Friday, 16 March 2012

An open heart

This is a short story I did exploring the idea of mental health and the effect it has on relationships. It's small and doesn't really have a point to it in terms of a storyline but is meant to be seen as more of a snippet of a private conversation between a husband and wife.

Alex rushed into the house, shaking the raindrops off his umbrella.

"It is a nightmare out there!" He exclaimed to the quiet home he had arrived in.

He peered into the dark hallway, searching for the strip of light from the end room where his wife usually sat. Eventually it came into focus, a lot dimmer than usual, she had the small reading light on. He smiled to himself, wondering what intricate novel she had got herself wound up in this time.

"Charlotte?" He called, still no answer.

Alex hung his dripping coat on the wall hook and felt his way down the dark corridor to their living room. He opened the door and welcomed the dim light as he searched for a sight of his wife.

He found her by the fire, curled up in a ball on their large armchair. She wasn't reading however, instead she sat there, staring into the flames, a distant but so familiar look on her face.

"Charlotte?" Alex repeated, this time a lot softer.

Charlotte dragged her face away from the flames and looked lifelessly into Alex's eyes for a few moments before returning her gaze once more to the burning heat.

Alex's eyes fell on the table in front of her, there sat six neat piles of paper, evenly ripped up with such precision that he knew he would not be able to tell the difference in size in any of them.
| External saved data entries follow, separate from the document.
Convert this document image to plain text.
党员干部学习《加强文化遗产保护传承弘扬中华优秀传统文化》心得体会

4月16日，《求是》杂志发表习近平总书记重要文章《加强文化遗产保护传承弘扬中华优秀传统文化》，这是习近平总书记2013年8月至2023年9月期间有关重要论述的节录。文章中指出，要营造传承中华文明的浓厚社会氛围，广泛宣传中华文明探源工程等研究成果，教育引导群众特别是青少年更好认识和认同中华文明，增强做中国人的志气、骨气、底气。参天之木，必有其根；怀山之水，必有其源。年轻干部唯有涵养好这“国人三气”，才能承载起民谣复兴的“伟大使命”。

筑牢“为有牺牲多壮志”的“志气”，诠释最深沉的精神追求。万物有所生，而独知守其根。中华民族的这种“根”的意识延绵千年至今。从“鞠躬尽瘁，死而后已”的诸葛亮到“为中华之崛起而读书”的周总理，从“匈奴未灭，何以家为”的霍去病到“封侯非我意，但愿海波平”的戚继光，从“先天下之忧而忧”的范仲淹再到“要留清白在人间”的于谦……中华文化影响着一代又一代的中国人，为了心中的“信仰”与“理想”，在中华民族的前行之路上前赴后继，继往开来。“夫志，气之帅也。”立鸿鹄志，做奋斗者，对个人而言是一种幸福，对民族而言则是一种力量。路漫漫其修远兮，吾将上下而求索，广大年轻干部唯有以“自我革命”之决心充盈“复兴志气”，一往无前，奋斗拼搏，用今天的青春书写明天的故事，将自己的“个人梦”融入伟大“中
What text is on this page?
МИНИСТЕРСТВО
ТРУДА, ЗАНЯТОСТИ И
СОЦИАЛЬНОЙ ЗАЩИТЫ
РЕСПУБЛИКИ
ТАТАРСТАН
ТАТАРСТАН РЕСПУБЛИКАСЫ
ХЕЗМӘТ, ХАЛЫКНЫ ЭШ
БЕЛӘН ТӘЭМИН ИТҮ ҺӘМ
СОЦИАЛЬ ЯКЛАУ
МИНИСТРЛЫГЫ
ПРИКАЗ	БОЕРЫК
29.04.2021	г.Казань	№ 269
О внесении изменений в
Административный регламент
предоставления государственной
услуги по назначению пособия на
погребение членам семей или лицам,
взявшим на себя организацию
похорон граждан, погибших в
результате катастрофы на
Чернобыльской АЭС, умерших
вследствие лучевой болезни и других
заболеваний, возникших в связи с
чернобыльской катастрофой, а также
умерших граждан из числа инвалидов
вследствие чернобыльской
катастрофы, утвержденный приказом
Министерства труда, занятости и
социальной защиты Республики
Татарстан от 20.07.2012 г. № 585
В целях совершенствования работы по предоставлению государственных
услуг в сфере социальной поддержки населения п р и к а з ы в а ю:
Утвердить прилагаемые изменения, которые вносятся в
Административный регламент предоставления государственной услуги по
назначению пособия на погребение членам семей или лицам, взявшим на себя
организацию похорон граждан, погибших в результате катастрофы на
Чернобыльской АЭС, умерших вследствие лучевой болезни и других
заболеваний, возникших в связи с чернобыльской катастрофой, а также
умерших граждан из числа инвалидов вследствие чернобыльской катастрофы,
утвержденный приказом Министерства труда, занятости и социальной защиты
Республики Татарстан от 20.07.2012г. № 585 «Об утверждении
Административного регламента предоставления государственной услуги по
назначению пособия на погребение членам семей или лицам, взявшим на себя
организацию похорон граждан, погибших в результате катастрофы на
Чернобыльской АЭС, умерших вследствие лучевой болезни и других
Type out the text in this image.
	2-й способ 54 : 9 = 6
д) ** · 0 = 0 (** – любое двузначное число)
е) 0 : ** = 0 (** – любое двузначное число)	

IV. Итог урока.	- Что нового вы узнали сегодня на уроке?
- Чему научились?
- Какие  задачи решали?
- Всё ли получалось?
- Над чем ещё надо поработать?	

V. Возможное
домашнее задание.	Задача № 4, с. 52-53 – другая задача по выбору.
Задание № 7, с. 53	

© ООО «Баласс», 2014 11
The bin to the left of her was full to the top with even more intricate tiny squares. In Charlotte's hands sat an bare cover, empty of all the pages it once held.

"Bad book?" Alex asked, crouching down on the floor in front of her.

"I didn't like the ending," Charlotte said. "It seemed suspicious."

Alex took a glance at the title on the cover, "This one is an old one Char, you've read it at least 20 times."

"It changed."

"How did it change?"

Charlotte shrugged, "I don't think the author likes me."

"What gave you that impression?"

Charlotte turned to face her husband again, her eyes glassy with tears. "She knows how much I love this book, how much it means to me that it stays the same. But she changed it anyway."

Alex realised he would have to try and feed logic into her thoughts if he was going to be able to draw her out of the low mood she was visibally falling into.

"Did she bring out a new copy then? Because this one looks old, like the one you've always had."

"It is, but she came in the middle of the night, while we were sleeping, and changed it without me realising."

"What's different?"

A single tear fell down Charlotte's cheek. "They're dead."

"Who is?"

More tears fell now. "Everyone."

Alex saw her despair grow more and more evident through every movement of her face, every clenched muscle in her body. She was starting to panic.

"But you're not dead." Alex offered, touching her cheek softly with his fingers, "And neither am I."

"But how do I know that?" Charlotte asked. "You might have died, you might have left me." She removed his hand from her cheek and dropped her gaze to her lap. "I don't know what I would do if you were dead. I think I would die too."

He took her hand gently in both of his and raised her fingertips to his lips. "I'm here." He whispered, kissing her fingers, "See? Can you feel me?"

"I can feel something." Charlotte responded, "I can't be sure if it's you though."

Alex kissed her palm and smiled. "It's always me."

Charlotte smiled and looked down at her empty, broken cover. "My book's ruined."

"It's okay," Alex said. "It was getting old anyway. We'll get you a new one."